Daniel Getts, scientific director of the Pharma Court in Chicago, Illinois, said he wrote the WHO suggest the use of nanoparticles Modifying Immune his company, designed to reduce tissue damage by immune cells called monocytes link. The agency rejected the idea; "They are only interested in therapies with primates data," he said.

Some researchers also see promising in two modulators selective estrogen receptor approved by the FDA one of them is used for treating breast cancer which have been shown to inhibit in vitro Ebola infection and in a mouse model in a 2013 document science Translational Medicine .
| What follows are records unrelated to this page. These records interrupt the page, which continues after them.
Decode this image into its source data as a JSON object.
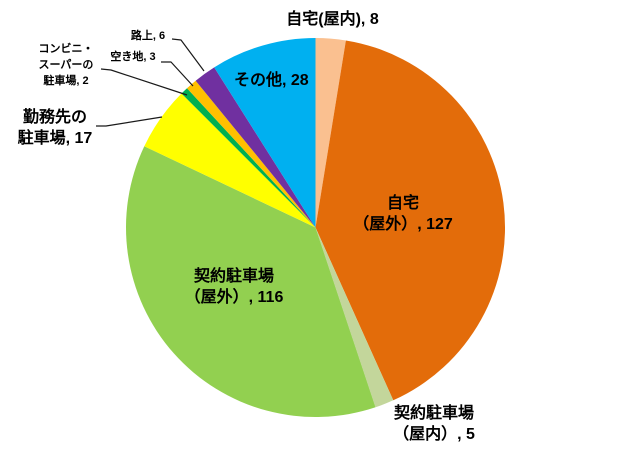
{
  "chart_data": {
    "type": "pie",
    "title": "",
    "legend": "none",
    "slices": [
      {
        "name": "home-indoor",
        "label": "自宅（屋内）",
        "value": 8,
        "color": "#FAC090"
      },
      {
        "name": "home-outdoor",
        "label": "自宅（屋外）",
        "value": 127,
        "color": "#E36C0A"
      },
      {
        "name": "contract-parking-indoor",
        "label": "契約駐車場（屋内）",
        "value": 5,
        "color": "#C3D69B"
      },
      {
        "name": "contract-parking-outdoor",
        "label": "契約駐車場（屋外）",
        "value": 116,
        "color": "#92D050"
      },
      {
        "name": "workplace-parking",
        "label": "勤務先の駐車場",
        "value": 17,
        "color": "#FFFF00"
      },
      {
        "name": "convenience-store-parking",
        "label": "コンビニ・スーパーの駐車場",
        "value": 2,
        "color": "#00B050"
      },
      {
        "name": "vacant-lot",
        "label": "空き地",
        "value": 3,
        "color": "#FFC000"
      },
      {
        "name": "street",
        "label": "路上",
        "value": 6,
        "color": "#7030A0"
      },
      {
        "name": "other",
        "label": "その他",
        "value": 28,
        "color": "#00B0F0"
      }
    ]
  },
  "labels": {
    "home_indoor": {
      "text": "自宅(屋内), 8"
    },
    "other": {
      "text": "その他, 28"
    },
    "home_outdoor": {
      "line1": "自宅",
      "line2": "（屋外）, 127"
    },
    "contract_outdoor": {
      "line1": "契約駐車場",
      "line2": "（屋外）, 116"
    },
    "contract_indoor": {
      "line1": "契約駐車場",
      "line2": "（屋内）, 5"
    },
    "workplace": {
      "line1": "勤務先の",
      "line2": "駐車場, 17"
    },
    "convenience": {
      "line1": "コンビニ・",
      "line2": "スーパーの",
      "line3": "駐車場, 2"
    },
    "vacant_lot": {
      "text": "空き地, 3"
    },
    "street": {
      "text": "路上, 6"
    }
  }
}
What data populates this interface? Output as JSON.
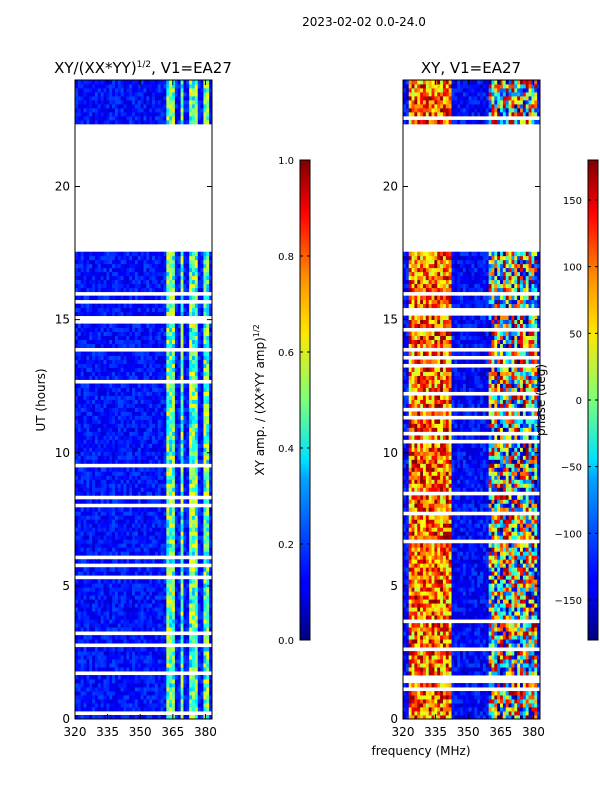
{
  "suptitle": "2023-02-02 0.0-24.0",
  "xlabel": "frequency (MHz)",
  "chart_data": [
    {
      "type": "heatmap",
      "title": "XY/(XX*YY)^1/2, V1=EA27",
      "title_main": "XY/(XX*YY)",
      "title_sup": "1/2",
      "title_rest": ", V1=EA27",
      "xlabel": "",
      "ylabel": "UT (hours)",
      "xlim": [
        320,
        383
      ],
      "ylim": [
        0,
        24
      ],
      "xticks": [
        320,
        335,
        350,
        365,
        380
      ],
      "yticks": [
        0,
        5,
        10,
        15,
        20
      ],
      "colorbar_label": "XY amp. / (XX*YY amp)^1/2",
      "colorbar_label_main": "XY amp. / (XX*YY amp)",
      "colorbar_label_sup": "1/2",
      "colorbar_range": [
        0.0,
        1.0
      ],
      "colorbar_ticks": [
        0.0,
        0.2,
        0.4,
        0.6,
        0.8,
        1.0
      ],
      "colorbar_tick_labels": [
        "0.0",
        "0.2",
        "0.4",
        "0.6",
        "0.8",
        "1.0"
      ],
      "data_gaps_hours": [
        [
          17.5,
          22.4
        ]
      ],
      "bright_bands_mhz": [
        [
          362,
          366
        ],
        [
          368,
          370
        ],
        [
          373,
          377
        ],
        [
          379,
          382
        ]
      ]
    },
    {
      "type": "heatmap",
      "title": "XY, V1=EA27",
      "xlabel": "frequency (MHz)",
      "ylabel": "",
      "xlim": [
        320,
        383
      ],
      "ylim": [
        0,
        24
      ],
      "xticks": [
        320,
        335,
        350,
        365,
        380
      ],
      "yticks": [
        0,
        5,
        10,
        15,
        20
      ],
      "colorbar_label": "phase (deg)",
      "colorbar_range": [
        -180,
        180
      ],
      "colorbar_ticks": [
        -150,
        -100,
        -50,
        0,
        50,
        100,
        150
      ],
      "colorbar_tick_labels": [
        "−150",
        "−100",
        "−50",
        "0",
        "50",
        "100",
        "150"
      ],
      "data_gaps_hours": [
        [
          17.5,
          22.4
        ]
      ],
      "bright_bands_mhz": [
        [
          323,
          342
        ],
        [
          360,
          382
        ]
      ]
    }
  ]
}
Fish said she realizes she is not alone in trying to attract the attention of the agency. "I guess people are probably down trees with all kinds of garlic therapies and who knows what," she said. While the WHO has the time and resources to consider all ideas unclear ; at a conference press on August 8, Director General Margaret Chan said his organization is "extremely tense" as is MSF WHO media office did not respond to emails from to. today Science Insider on the subject.

the epidemic shows no sign of slowing down. today, WHO reported that there were 1,848 cases up now and 1013 deaths, the actual figures almost certainly exceed that tally because some patients do not seek medical care

* Ebola files :. given the current Ebola epidemic, without precedent in terms of number of people killed and the rapid geographic spread, science and science Translational Medicine made a collection of research articles and news on the viral disease available for researchers and the general public.